WHERE does Nicola Sturgeon’s SNP go from here? A party that swept the board in Westminster two years ago has contrived to make the return of a strong majority of MPs feel like defeat. A leader who is normally so sure-footed talks now of “taking time to reflect” on the prospect of a second independence referendum.

So much for the “triple lock” envisaged in the party’s manifesto less than a fortnight ago, where a majority of Scottish seats would deliver a mandate for a second poll. This weekend, with 21 seats lost, that seems forlorn.

The polls now say support for independence is higher than that for the SNP. The party appears more popular than its leader. This is a problem when “personality politics” replaces policy, as Theresa May has discovered. Ms Sturgeon has been a little like the Grand Old Duke of York, marching the faithful up Mount IndyRef2 whenever they became restless. The original date demanded for another referendum, 2017, slipped quickly to 2019.

There have been some baffling moves on Brexit too. The SNP leader’s response, issued immediately after last June’s poll, seemed smart, especially as the rest of British politics was in such disarray. Her demand for a place at Brexit negotiations appeared to win support from Mrs May when she visited Edinburgh after replacing David Cameron. At some point afterwards the picture became less clear.

When the Brexit vision hardened last autumn, the First Minister’s insistence that, whatever happened, Scotland must retain access to the EU single market, seemed illogical. While the UK exited, somehow a special dispensation must be made for one part of the UK to keep a foot in the door. How might that happen? Why would the EU agree to it? Why should a Brexited UK concede it? There was no real explanation.

Months later, the demand was toned down. An independent Scotland might emulate Norway, or Iceland, or anybody really that would allow some form of access that wasn’t enjoyed by the rest of the UK. By the time Mrs May called Thursday’s snap election, the SNP position on post-Brexit Scotland was unconvincing.
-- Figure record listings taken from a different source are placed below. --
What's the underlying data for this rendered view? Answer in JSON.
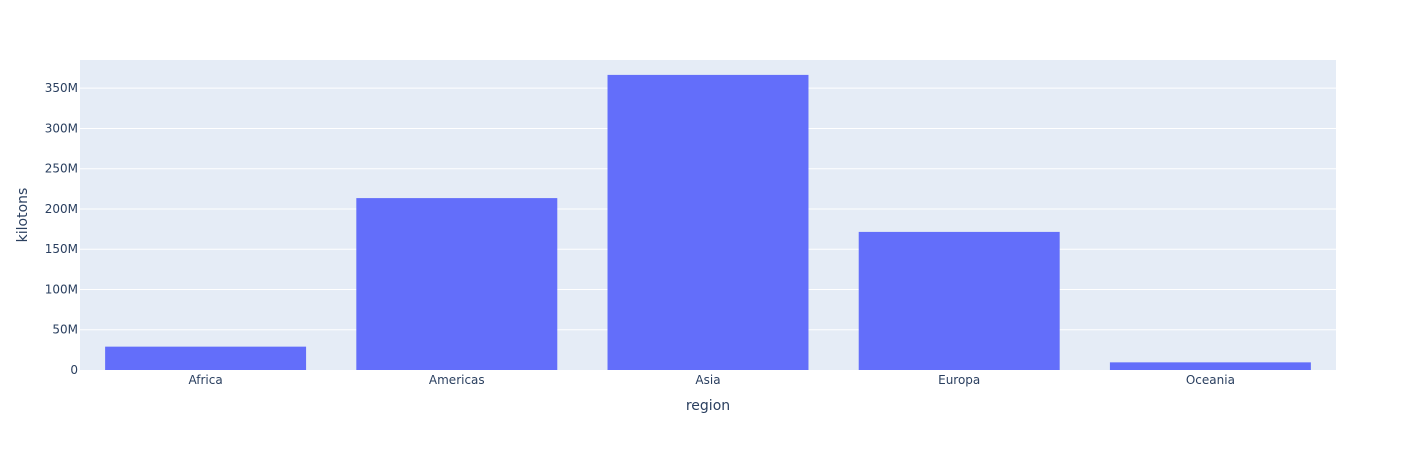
{
  "chart_data": {
    "type": "bar",
    "categories": [
      "Africa",
      "Americas",
      "Asia",
      "Europa",
      "Oceania"
    ],
    "values": [
      29000000,
      213500000,
      366500000,
      171500000,
      9500000
    ],
    "xlabel": "region",
    "ylabel": "kilotons",
    "ylim": [
      0,
      385000000
    ],
    "yticks": [
      0,
      50000000,
      100000000,
      150000000,
      200000000,
      250000000,
      300000000,
      350000000
    ],
    "ytick_labels": [
      "0",
      "50M",
      "100M",
      "150M",
      "200M",
      "250M",
      "300M",
      "350M"
    ],
    "grid": true,
    "bar_color": "#636efa",
    "plot_background": "#e5ecf6",
    "gridline_color": "#ffffff"
  }
}
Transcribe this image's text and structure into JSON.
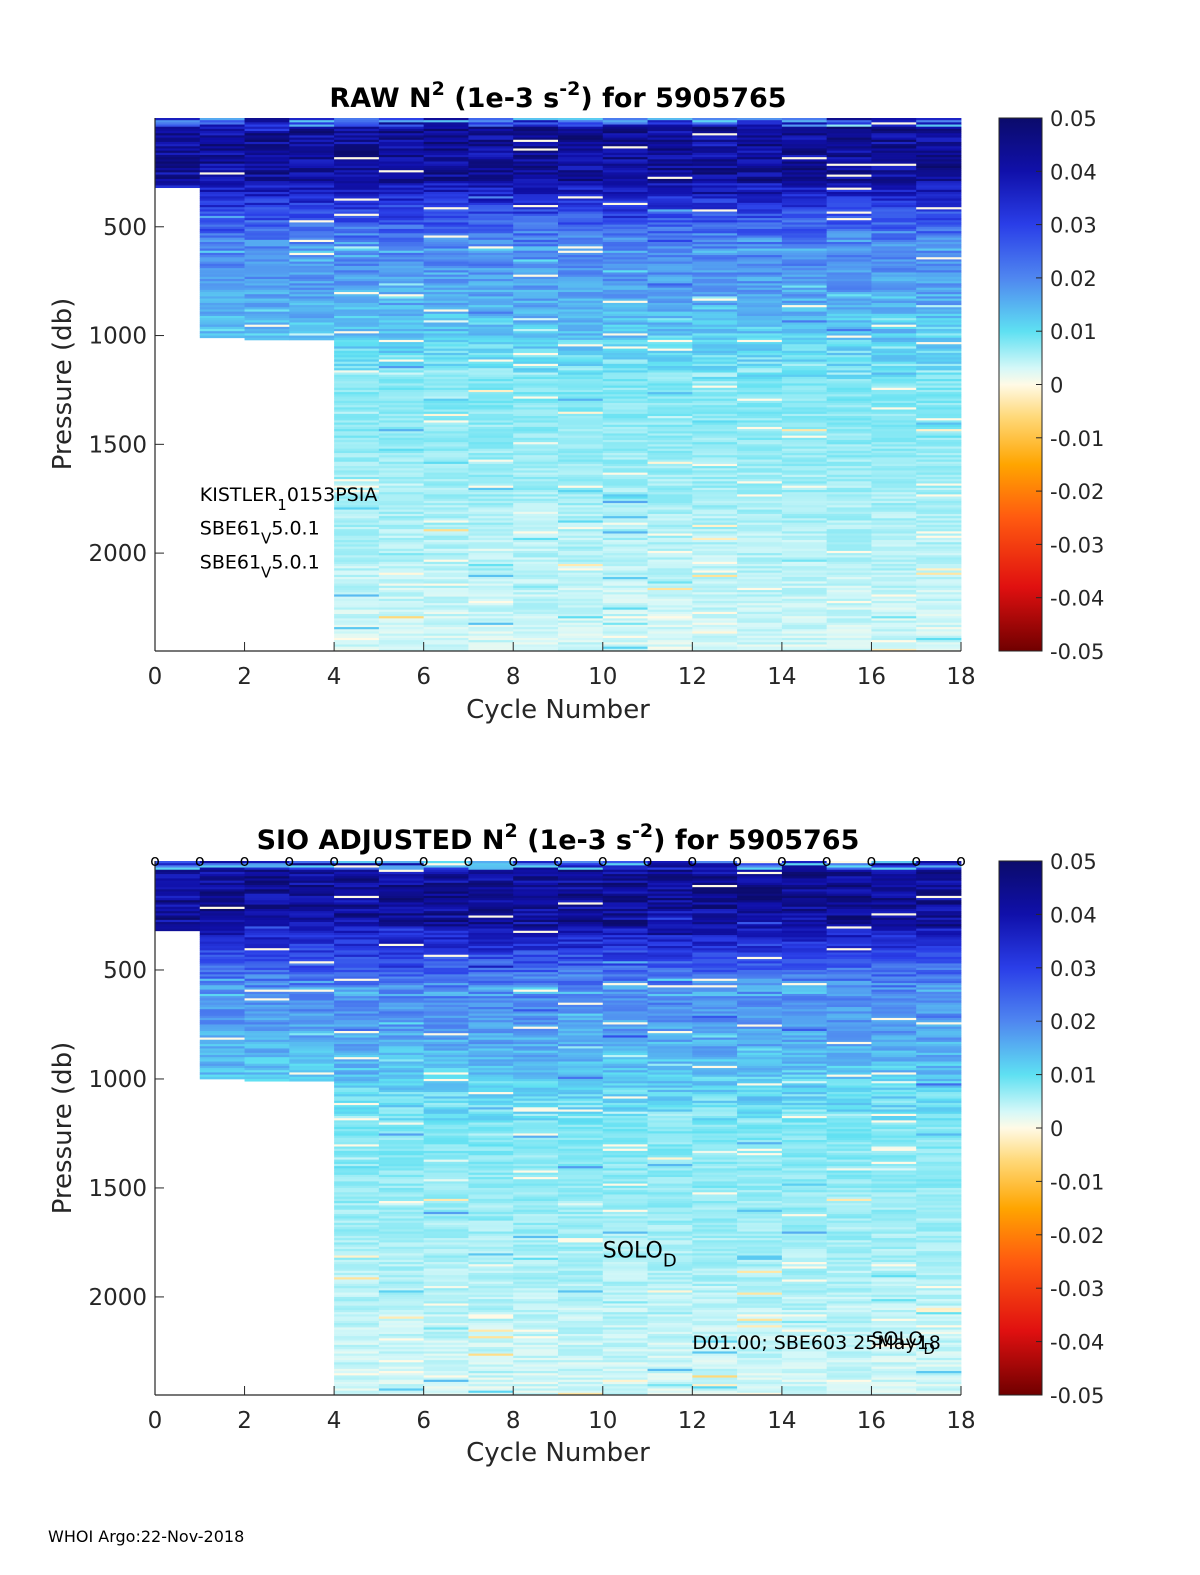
{
  "chart_data": [
    {
      "type": "heatmap",
      "title": "RAW N^2 (1e-3 s^-2) for 5905765",
      "title_parts": {
        "a": "RAW N",
        "sup1": "2",
        "b": " (1e-3 s",
        "sup2": "-2",
        "c": ") for 5905765"
      },
      "xlabel": "Cycle Number",
      "ylabel": "Pressure (db)",
      "xlim": [
        0,
        18
      ],
      "ylim": [
        0,
        2450
      ],
      "xticks": [
        "0",
        "2",
        "4",
        "6",
        "8",
        "10",
        "12",
        "14",
        "16",
        "18"
      ],
      "yticks": [
        {
          "value": 500,
          "label": "500"
        },
        {
          "value": 1000,
          "label": "1000"
        },
        {
          "value": 1500,
          "label": "1500"
        },
        {
          "value": 2000,
          "label": "2000"
        }
      ],
      "colorbar": {
        "range": [
          -0.05,
          0.05
        ],
        "ticks": [
          "0.05",
          "0.04",
          "0.03",
          "0.02",
          "0.01",
          "0",
          "-0.01",
          "-0.02",
          "-0.03",
          "-0.04",
          "-0.05"
        ]
      },
      "cycles": [
        0,
        1,
        2,
        3,
        4,
        5,
        6,
        7,
        8,
        9,
        10,
        11,
        12,
        13,
        14,
        15,
        16,
        17
      ],
      "max_pressure": [
        320,
        1010,
        1020,
        1020,
        2450,
        2450,
        2450,
        2450,
        2450,
        2450,
        2450,
        2450,
        2450,
        2450,
        2450,
        2450,
        2450,
        2450
      ],
      "profile_model": {
        "surface": 0.05,
        "upper_depth": 300,
        "mid": 0.028,
        "mid_depth": 620,
        "deep": 0.008,
        "bottom": 0.003
      },
      "annotations": [
        {
          "base": "KISTLER",
          "sub": "1",
          "rest": "0153PSIA",
          "x": 1.0,
          "y": 1760
        },
        {
          "base": "SBE61",
          "sub": "V",
          "rest": "5.0.1",
          "x": 1.0,
          "y": 1915
        },
        {
          "base": "SBE61",
          "sub": "V",
          "rest": "5.0.1",
          "x": 1.0,
          "y": 2070
        }
      ],
      "markers": null
    },
    {
      "type": "heatmap",
      "title": "SIO ADJUSTED N^2 (1e-3 s^-2) for 5905765",
      "title_parts": {
        "a": "SIO  ADJUSTED N",
        "sup1": "2",
        "b": " (1e-3 s",
        "sup2": "-2",
        "c": ") for 5905765"
      },
      "xlabel": "Cycle Number",
      "ylabel": "Pressure (db)",
      "xlim": [
        0,
        18
      ],
      "ylim": [
        0,
        2450
      ],
      "xticks": [
        "0",
        "2",
        "4",
        "6",
        "8",
        "10",
        "12",
        "14",
        "16",
        "18"
      ],
      "yticks": [
        {
          "value": 500,
          "label": "500"
        },
        {
          "value": 1000,
          "label": "1000"
        },
        {
          "value": 1500,
          "label": "1500"
        },
        {
          "value": 2000,
          "label": "2000"
        }
      ],
      "colorbar": {
        "range": [
          -0.05,
          0.05
        ],
        "ticks": [
          "0.05",
          "0.04",
          "0.03",
          "0.02",
          "0.01",
          "0",
          "-0.01",
          "-0.02",
          "-0.03",
          "-0.04",
          "-0.05"
        ]
      },
      "cycles": [
        0,
        1,
        2,
        3,
        4,
        5,
        6,
        7,
        8,
        9,
        10,
        11,
        12,
        13,
        14,
        15,
        16,
        17
      ],
      "max_pressure": [
        320,
        1000,
        1010,
        1010,
        2450,
        2450,
        2450,
        2450,
        2450,
        2450,
        2450,
        2450,
        2450,
        2450,
        2450,
        2450,
        2450,
        2450
      ],
      "profile_model": {
        "surface": 0.05,
        "upper_depth": 300,
        "mid": 0.028,
        "mid_depth": 620,
        "deep": 0.008,
        "bottom": 0.003
      },
      "annotations": [
        {
          "base": "SOLO",
          "sub": "D",
          "rest": "",
          "x": 10.0,
          "y": 1820,
          "large": true
        },
        {
          "base": "D01.00; SBE603 25May18",
          "sub": "",
          "rest": "",
          "x": 12.0,
          "y": 2240
        },
        {
          "base": "SOLO",
          "sub": "D",
          "rest": "",
          "x": 16.0,
          "y": 2220
        }
      ],
      "markers": {
        "symbol": "o",
        "x": [
          0,
          1,
          2,
          3,
          4,
          5,
          6,
          7,
          8,
          9,
          10,
          11,
          12,
          13,
          14,
          15,
          16,
          17,
          18
        ],
        "y": 0
      }
    }
  ],
  "footer": "WHOI Argo:22-Nov-2018"
}
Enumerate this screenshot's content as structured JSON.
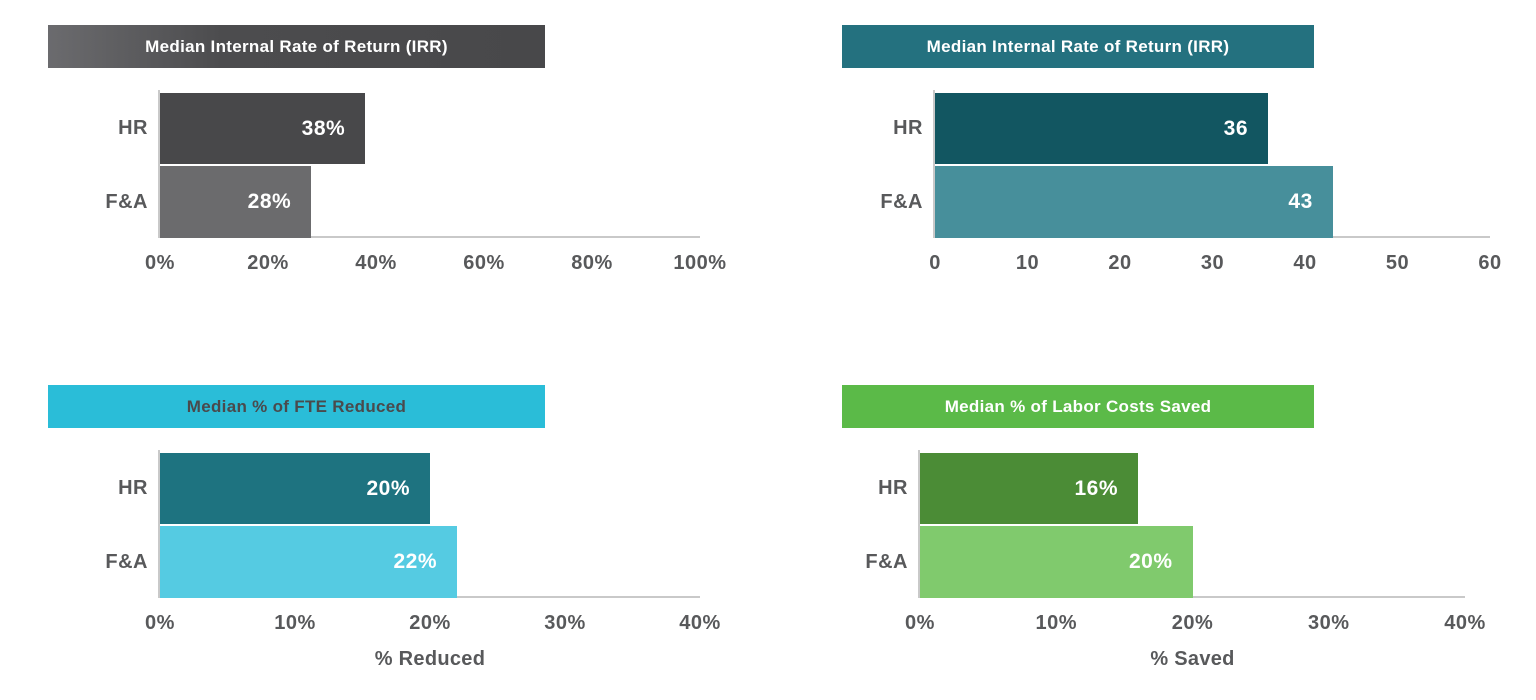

The reasons for all this lie in a distinct lack of strategy. Alex Salmond led the SNP to victory in 2007 and 2011 on the back of a long-nurtured relationship with parts of Scotland – the east and north-east particularly – that did not necessarily support nationalism. While his politics were of the left, his pragmatism won respect and even attracted political funding.

His appeal to voters may have waned among No voters particularly in 2014, but there is no disputing his record. Some strategic decisions may have seemed to been made up in the back of the ministerial car, but for the most part they carried logic.

His successor is less decisive. Her realisation that a significant minority of SNP supporters actually voted for Brexit came late. Last year’s mass consultation on independence was never published. A “growth commission” created to consider economic options has failed to report anything in public.

Ms Sturgeon’s reputation in rural Scotland is brittle. She is seen as a central belt politician who speaks to an urban working class narrative. Remarkably, her inclusion on campaign literature has been seen as toxic in some quarters.

The FM is a sincere politician. But she is said to rely too much on her own instincts, and on a small group of confidantes led by her husband, the party’s chief executive. She needs a coherent plan, and an intelligent means of communicating it consistently to a wearying, sceptical electorate.

Those Yes loyalists who believe independence is simply inevitable are kidding themselves. Even the toughest Brexit may not push a majority towards independence. The SNP has a lot of hard thinking to do.